You can request a free credit score to see where your credit stands. Make a list of any errors you see on your credit and why the error should be disputed.
Every negative credit item you decide to dispute will require documents as proof it should be removed. Some documents will be bank statements, canceled checks, receipts, etc. along with a letter sent via registered mail. The letter can be sent to each credit bureau and they will look into each of your claims separately. Once the investigation is complete, any corrections needed to be made will be done.
Review the credit section of the FTC Web site. It includes a useful section on fixing your own credit. You can obtain sample letters to send to the credit bureaus, laws, procedures and who to contact for additional information on credit ratings and repair.
What is a deficiency judgment in relation to foreclosure?
There has been a rise in what's called a "strategic" foreclosure due to declining home values. A strategic foreclosure usually happens when the
homeowner owes more on the home than what the home is now worth, they can typically afford the payments but decide they will never recoup there losses and decide to
let the house go back to the bank.
Many banks are now going after these homeowners through what is called a deficiency judgment. A deficiency judgment is when a lien is obtained against a debtor when the mortgage has not been paid in full after a foreclosure or a short sale.
More than 30 states have laws on the books that allow lenders to file for a deficiency judgment, including Texas, New York and Florida. California does not permit deficiency judgments liens, which makes it a "non-recourse" state.
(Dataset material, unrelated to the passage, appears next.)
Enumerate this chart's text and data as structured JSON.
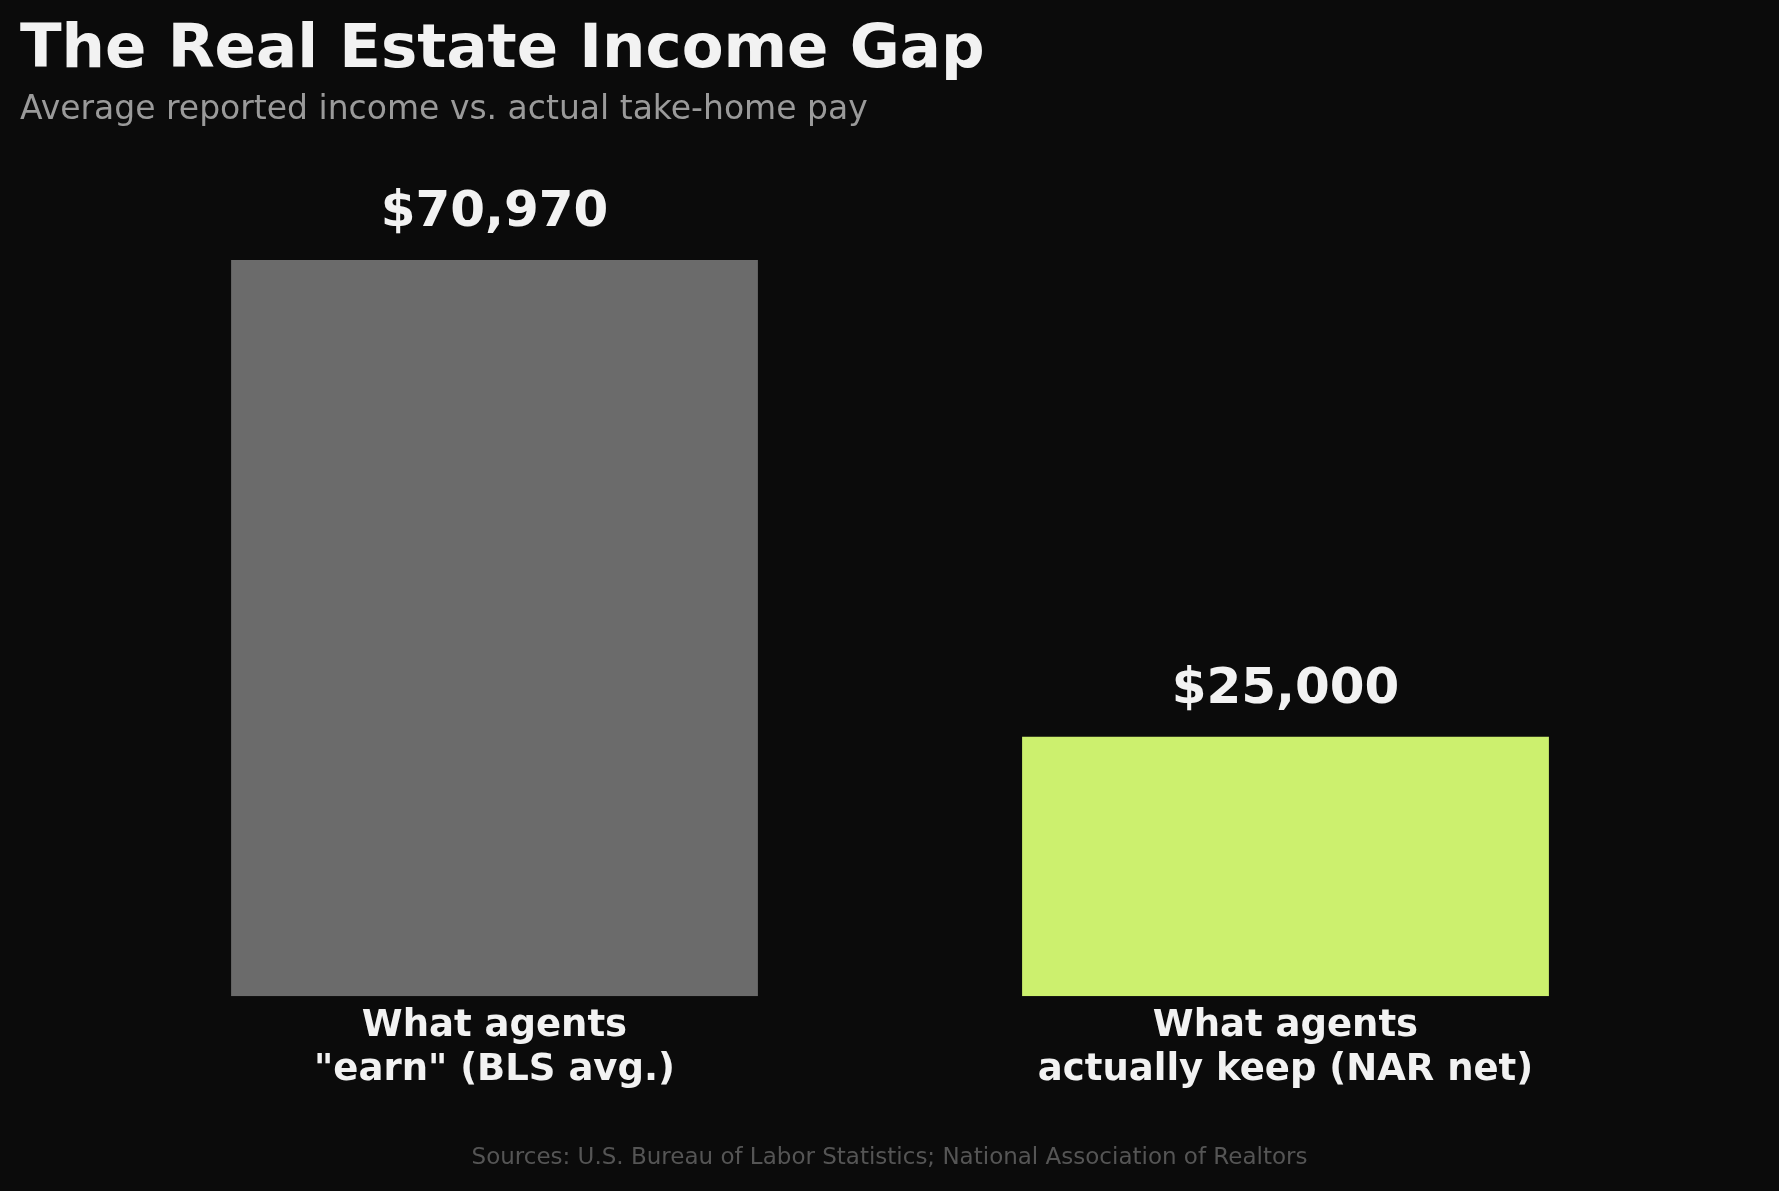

However, if you refinanced your home or took a second mortgage you may be subject to claims for part or the entire deficient amount.
A lender may or may not decide to move forward on a deficiency judgment after looking at your entire financial picture based on information submitted and checking your credit report. If you are late with your bills, the lender may decide not to pursue a deficiency judgment. However, if you pay your bills on time and only your mortgage is in default the bank may decide to go after the deficiency judgment.
If your bank is trying to come after you for a deficiency judgment, you should seek the advice of an attorney for possible solutions including possible bankruptcy.
Why will the new credit card laws affect my credit?
Designed to assist consumers with out of control interest rates and spiraling credit card fees, the Credit Card Act of 2009 limits what credit card
companies can charge the consumer.
The law includes limits on fees and interest rates that credit card issuers can charge and how they inform the consumer when fees will be raised. It also limits "universal default," which had previously allowed credit card companies to raise your interest based on your payment records with other credit card issuers. You now have the right to "opt out" if you do not agree to any new terms to your credit card agreement. You will be able to close your account without penalty and pay off the balance in five years at the current interest rate.
While the law is intended to protect consumers, you still need to keep a watchful eye on your credit. The law does not fully protect you from all aspects of credit. Being proactive can save you time and money. Read your statements thoroughly as soon as you get them, make your payments on time and contact your credit card issuer immediately if you find discrepancies on your bill.